Thursday, 25 August 2016

Sad scrap

The handsome Vanessid butterflies have been around in the garden for a while, Red Admirals and Small Tortoiseshells in particular, noticeably more commanding in their powerful flight than the 'cabbage' Whites and Meadow Browns which flutter around. They are fewer as yet than in previous years and I have not yet definitely seen a Peacock, usually the most common of them. Mind you, a butterfly's life is always a hard one as the scad scrap of Small Tortoiseshell on our car boot sill shows, above.

In the moth trap, meanwhile, I had an unusual infestation on Monday night, several thousand of these midget beetles. I had place it on an outdoors table close to an unruly hawthorn hedge. The sheer profligacy of Nature still surprises me although you seldom get anywhere near these sorts of numbers with moths.

I wonder if these are their parents - a small type of beetly creature which was also present in the dozens.  I don't think so, judging by body shape, but beetles and their kind are an unknown, if fascinating, world to me. Update: many thanks to my Commentor for revealing that the bigger creatures are Pentatoma rufipes, Forest or Red-legged Shield Bugs. The little beetles are probably just that, little beetles of a type unknown. There was also a lone grasshopper in the eggboxes, but it hopped off.

An Angle Shades' decision to slumber on the transparent trap cowl gave me the chance to get an unusual underwing, showing a tubby body in comparison to the sleek outline of its folded wings.
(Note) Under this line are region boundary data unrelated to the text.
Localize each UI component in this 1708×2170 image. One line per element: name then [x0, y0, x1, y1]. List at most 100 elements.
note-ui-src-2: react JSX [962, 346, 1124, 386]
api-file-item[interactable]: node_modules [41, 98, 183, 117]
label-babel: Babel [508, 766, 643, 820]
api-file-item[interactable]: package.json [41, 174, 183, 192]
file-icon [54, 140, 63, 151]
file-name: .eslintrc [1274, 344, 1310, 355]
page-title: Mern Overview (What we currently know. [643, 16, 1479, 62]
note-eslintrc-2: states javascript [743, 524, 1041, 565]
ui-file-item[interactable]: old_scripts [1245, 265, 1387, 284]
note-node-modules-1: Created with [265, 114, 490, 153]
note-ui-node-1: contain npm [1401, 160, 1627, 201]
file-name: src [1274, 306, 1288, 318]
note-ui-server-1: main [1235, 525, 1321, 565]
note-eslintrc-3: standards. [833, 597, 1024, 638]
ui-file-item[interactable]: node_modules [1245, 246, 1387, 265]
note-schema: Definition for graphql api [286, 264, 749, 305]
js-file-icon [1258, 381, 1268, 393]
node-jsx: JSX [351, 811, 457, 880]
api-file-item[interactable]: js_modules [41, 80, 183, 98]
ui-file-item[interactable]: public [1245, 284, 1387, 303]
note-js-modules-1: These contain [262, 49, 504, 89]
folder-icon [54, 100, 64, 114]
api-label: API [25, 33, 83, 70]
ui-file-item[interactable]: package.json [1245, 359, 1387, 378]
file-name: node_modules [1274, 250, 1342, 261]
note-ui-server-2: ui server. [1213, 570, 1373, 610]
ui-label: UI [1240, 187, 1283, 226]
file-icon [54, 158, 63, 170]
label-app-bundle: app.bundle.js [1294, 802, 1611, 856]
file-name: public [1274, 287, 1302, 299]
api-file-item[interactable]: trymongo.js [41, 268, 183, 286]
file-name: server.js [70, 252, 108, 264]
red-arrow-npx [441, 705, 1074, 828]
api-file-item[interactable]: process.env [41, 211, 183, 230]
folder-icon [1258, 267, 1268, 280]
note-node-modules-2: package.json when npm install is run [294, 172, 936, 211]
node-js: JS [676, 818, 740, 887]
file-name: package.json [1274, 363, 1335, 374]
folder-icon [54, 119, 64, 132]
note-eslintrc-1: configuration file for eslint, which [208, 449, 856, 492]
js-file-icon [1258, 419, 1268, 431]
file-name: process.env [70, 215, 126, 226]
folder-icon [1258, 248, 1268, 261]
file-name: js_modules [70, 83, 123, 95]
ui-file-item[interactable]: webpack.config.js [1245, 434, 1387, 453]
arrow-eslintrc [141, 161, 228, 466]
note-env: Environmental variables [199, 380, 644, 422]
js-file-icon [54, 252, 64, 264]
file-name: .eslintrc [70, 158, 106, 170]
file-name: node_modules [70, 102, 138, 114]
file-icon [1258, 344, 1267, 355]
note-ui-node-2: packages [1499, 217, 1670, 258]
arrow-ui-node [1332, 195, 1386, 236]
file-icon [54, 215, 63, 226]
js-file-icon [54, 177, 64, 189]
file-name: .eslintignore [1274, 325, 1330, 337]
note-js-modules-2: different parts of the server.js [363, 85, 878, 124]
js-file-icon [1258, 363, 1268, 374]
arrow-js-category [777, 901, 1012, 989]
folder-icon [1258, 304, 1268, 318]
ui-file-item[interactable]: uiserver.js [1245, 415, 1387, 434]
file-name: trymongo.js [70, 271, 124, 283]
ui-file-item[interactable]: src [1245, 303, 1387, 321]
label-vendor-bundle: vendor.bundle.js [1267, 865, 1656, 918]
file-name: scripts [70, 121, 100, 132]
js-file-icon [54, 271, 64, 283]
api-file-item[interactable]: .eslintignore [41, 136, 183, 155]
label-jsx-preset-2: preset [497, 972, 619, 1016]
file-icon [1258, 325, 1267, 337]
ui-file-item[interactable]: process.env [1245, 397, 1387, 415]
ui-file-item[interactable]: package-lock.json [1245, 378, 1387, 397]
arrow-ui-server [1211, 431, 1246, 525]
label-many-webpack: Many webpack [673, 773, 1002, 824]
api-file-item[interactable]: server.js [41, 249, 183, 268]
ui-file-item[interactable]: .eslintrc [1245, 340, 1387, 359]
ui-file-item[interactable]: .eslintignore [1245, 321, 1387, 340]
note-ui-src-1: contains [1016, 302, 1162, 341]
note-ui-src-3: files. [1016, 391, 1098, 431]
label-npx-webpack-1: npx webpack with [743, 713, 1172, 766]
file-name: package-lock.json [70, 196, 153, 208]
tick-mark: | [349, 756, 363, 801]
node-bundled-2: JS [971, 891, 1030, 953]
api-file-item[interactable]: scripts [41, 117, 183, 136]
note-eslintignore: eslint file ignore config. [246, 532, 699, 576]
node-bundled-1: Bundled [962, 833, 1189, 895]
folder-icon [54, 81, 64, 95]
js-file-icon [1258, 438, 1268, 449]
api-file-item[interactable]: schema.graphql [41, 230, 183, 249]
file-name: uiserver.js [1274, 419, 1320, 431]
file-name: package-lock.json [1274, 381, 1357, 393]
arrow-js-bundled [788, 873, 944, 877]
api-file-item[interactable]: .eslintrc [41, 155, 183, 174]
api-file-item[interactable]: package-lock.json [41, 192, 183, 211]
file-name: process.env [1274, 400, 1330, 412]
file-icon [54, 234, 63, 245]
Turning the cowl over, I took the more customary photo of the same moth below.

Otherwise the lovely warm weather has yet to bring in anything specially notable but below are a Poplar Kitten from one of my favourite tribes, an alarmed Poplar Hawk unusually showing its warning blotches of red and a Common or Lesser Common Rustic with a couple more of the little people. 


Anonymous said...

Hi Martin

I think your larger 'beetles' are actually Pentatoma rufipes(Forest Shield Bugs or Red-legged Shield Bugs), in spite of the fact you had the trap near Hawthorn and there are Hawthorn Shield Bugs too. Shield Bugs do have earlier instars which can look quite different from the adult, but I think the smaller ones are a type of Beetle, but which I don't know.

called Forest Shield Bug here:
called Red-legged Shield Bug here:

I hope you don't mind me linking these sites (assuming the links worked), but I thought you may have encountered some of the other varieties of Hemiptera and may find them useful.

Martin Wainwright said...

Once again, thanks so much for your expertise and those very useful links. I've updated.